Tripepi et al[25] demonstrated that increase in LA volume predicts cardiovascular events in dialysis patients, independent of baseline LA volume or LV mass.

Future studies, with larger number of patients, including both CKD Stages 3–5 and CKD 5D and adjusting for other clinical and echocardiographic parameters, are warranted.


Although the mean LAVi was higher in the study population, it was less than the cutoff value of 34 ml/m2 proposed by the European Society of Cardiology.[3] However, in a study evaluating mean LAVi in healthy patients, the mean LAVi was 21.96 ± 4.189 mL/m2.[31] This is slightly lower than the mean LAVi found in the control group in this study, which also included CKD Stages 1 and 2. Thus, in our population, the cutoff of normal LAVi may be lower.

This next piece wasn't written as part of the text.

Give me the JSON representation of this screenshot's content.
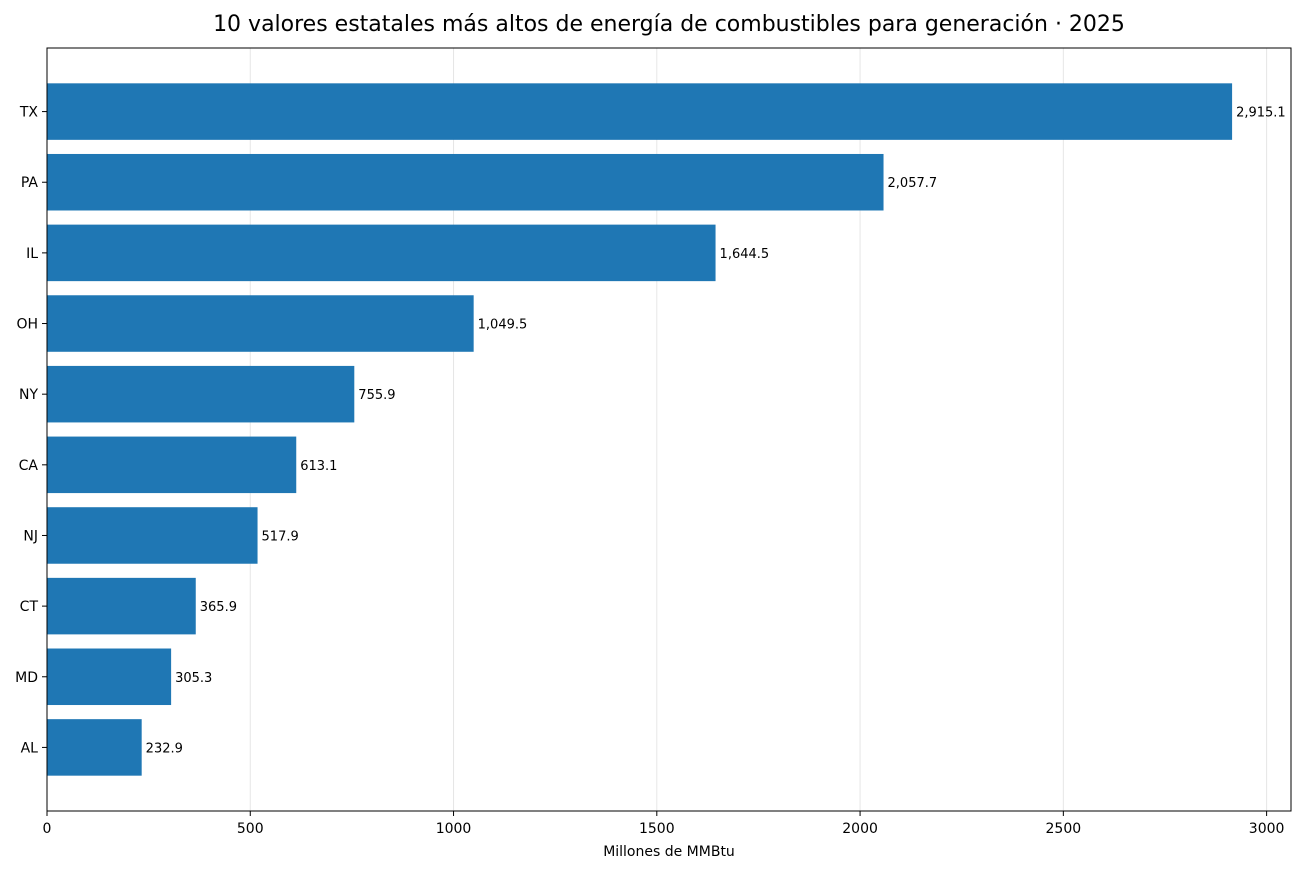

Although CMR provides better volume- dependent and volume-independent measurements of atrial and ventricular structure, we did not use it due to financial constraints.


It is concluded that LA enlargement is highly associated with the LA dysfunction, resulting in higher LAVi in patients with CKD Stages 3-5. We also postulate that in CKD patients, the increased LAVi and LAV are highly associated with chronic volume overload due to expansion in intravascular volume in all the stages of CKD. Patients with CKD have higher LAVi, PASP, and E/e ratio and lower EF as compared to individuals without CKD. There is a significant negative correlation between eGFR and LAVi. LA serial monitoring should be added in echocardiographic parameters that may help in refining risk stratification in CKD patients.

Conflict of interest: None declared.